Молва утверждала — падают с неба вместе с дождем рыбы и мыши (тем и объяснялось внезапное их массовое размножение). Первое — верно: падает рыба (мелкая), занесенная в облака смерчами. Второе, насчет мышей — басня. Верили и сейчас верят, будто оттого верблюд не пьет неделями, что носит в желудке много воды на крайний случай. Следуя поверью, томимые жаждой в пустыне убивают верблюдов, надеясь напиться из их желудков. Но, увы, не там верблюд запасает резервы влаги.
Чтобы застраховать себя на ночь от ядовитых пауков — каракуртов, выжигают траву вокруг места стоянки, много раз прогоняют по нему скот, стелют на землю кошму, окружают себя волосяным арканом — только так, уверяет опыт людей бывалых, и можно оградиться от каракуртов. Наука доказала, что эти меры не только бесполезны, но и вредны.

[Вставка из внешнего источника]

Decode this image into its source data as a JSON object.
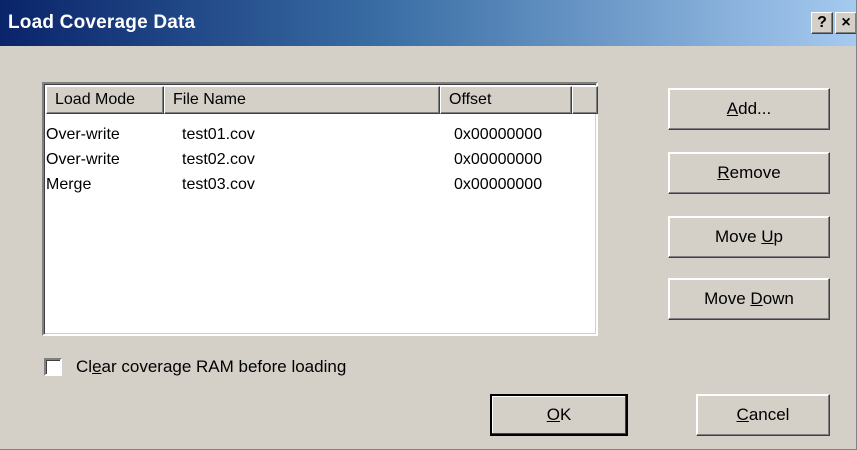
{
  "window": {
    "title": "Load Coverage Data",
    "help_glyph": "?",
    "close_glyph": "×"
  },
  "list": {
    "columns": [
      "Load Mode",
      "File Name",
      "Offset",
      ""
    ],
    "rows": [
      {
        "load_mode": "Over-write",
        "file_name": "test01.cov",
        "offset": "0x00000000"
      },
      {
        "load_mode": "Over-write",
        "file_name": "test02.cov",
        "offset": "0x00000000"
      },
      {
        "load_mode": "Merge",
        "file_name": "test03.cov",
        "offset": "0x00000000"
      }
    ]
  },
  "buttons": {
    "add": {
      "label": "Add...",
      "mnemonic": "A"
    },
    "remove": {
      "label": "Remove",
      "mnemonic": "R"
    },
    "move_up": {
      "label": "Move Up",
      "mnemonic": "U"
    },
    "move_down": {
      "label": "Move Down",
      "mnemonic": "D"
    },
    "ok": {
      "label": "OK",
      "mnemonic": "O"
    },
    "cancel": {
      "label": "Cancel",
      "mnemonic": "C"
    }
  },
  "options": {
    "clear_ram": {
      "label": "Clear coverage RAM before loading",
      "mnemonic": "e",
      "checked": false
    }
  }
}
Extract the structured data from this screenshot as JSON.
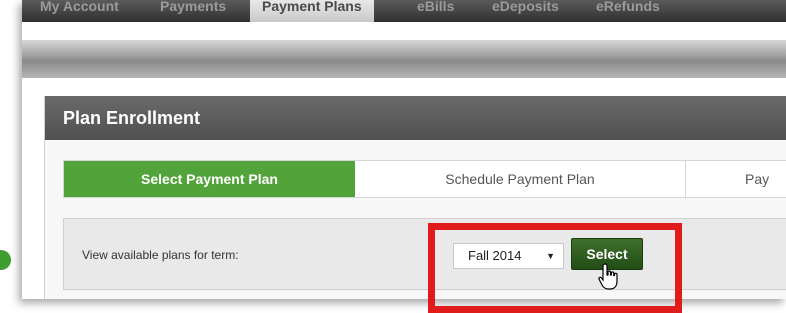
{
  "nav": {
    "tabs": [
      {
        "label": "My Account"
      },
      {
        "label": "Payments"
      },
      {
        "label": "Payment Plans",
        "active": true
      },
      {
        "label": "eBills"
      },
      {
        "label": "eDeposits"
      },
      {
        "label": "eRefunds"
      }
    ]
  },
  "panel": {
    "title": "Plan Enrollment",
    "steps": [
      {
        "label": "Select Payment Plan",
        "active": true
      },
      {
        "label": "Schedule Payment Plan"
      },
      {
        "label": "Pay"
      }
    ],
    "term_label": "View available plans for term:",
    "term_selected": "Fall 2014",
    "select_button": "Select"
  },
  "colors": {
    "accent_green": "#52a33a",
    "button_green": "#2e5e21",
    "highlight_red": "#e01b1b",
    "header_gray": "#5a5a5a"
  }
}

Итак, не за всяким слухом кроется истина, не всякому очевидцу можно верить, не всякий опыт надежен. Бывает, в этом смысле, дым и без огня…
Но вернемся к Морскому Змею. Неверно и такое утверждение, хотя оно нередко служит аргументом в споре: раз наука не доказала, что он есть, нет и не может быть никакого Морского Змея. Почему? Возможно, что и есть. Сколько раз за последние 50–60 лет неожиданно находили и в море и на суше неведомых науке зверей, птиц, рыб, рептилий! И довольно крупных: окапи, лесная свинья, варан из Комодо, сомалийский павиан, горная ньяла, коупрей, белый дельфин, африканский павлин, новый ремнезубый кит, наконец, латимерия и погонофоры (которые представляют собой новый тип — высшую категорию классификации животного царства!). Даже всем известные ныне горные гориллы, суданские белые носороги и карликовые бегемоты открыты в начале нашего века.
Значит, зоологические открытия (даже «крупные», если судить по размерам открываемых животных) еще возможны.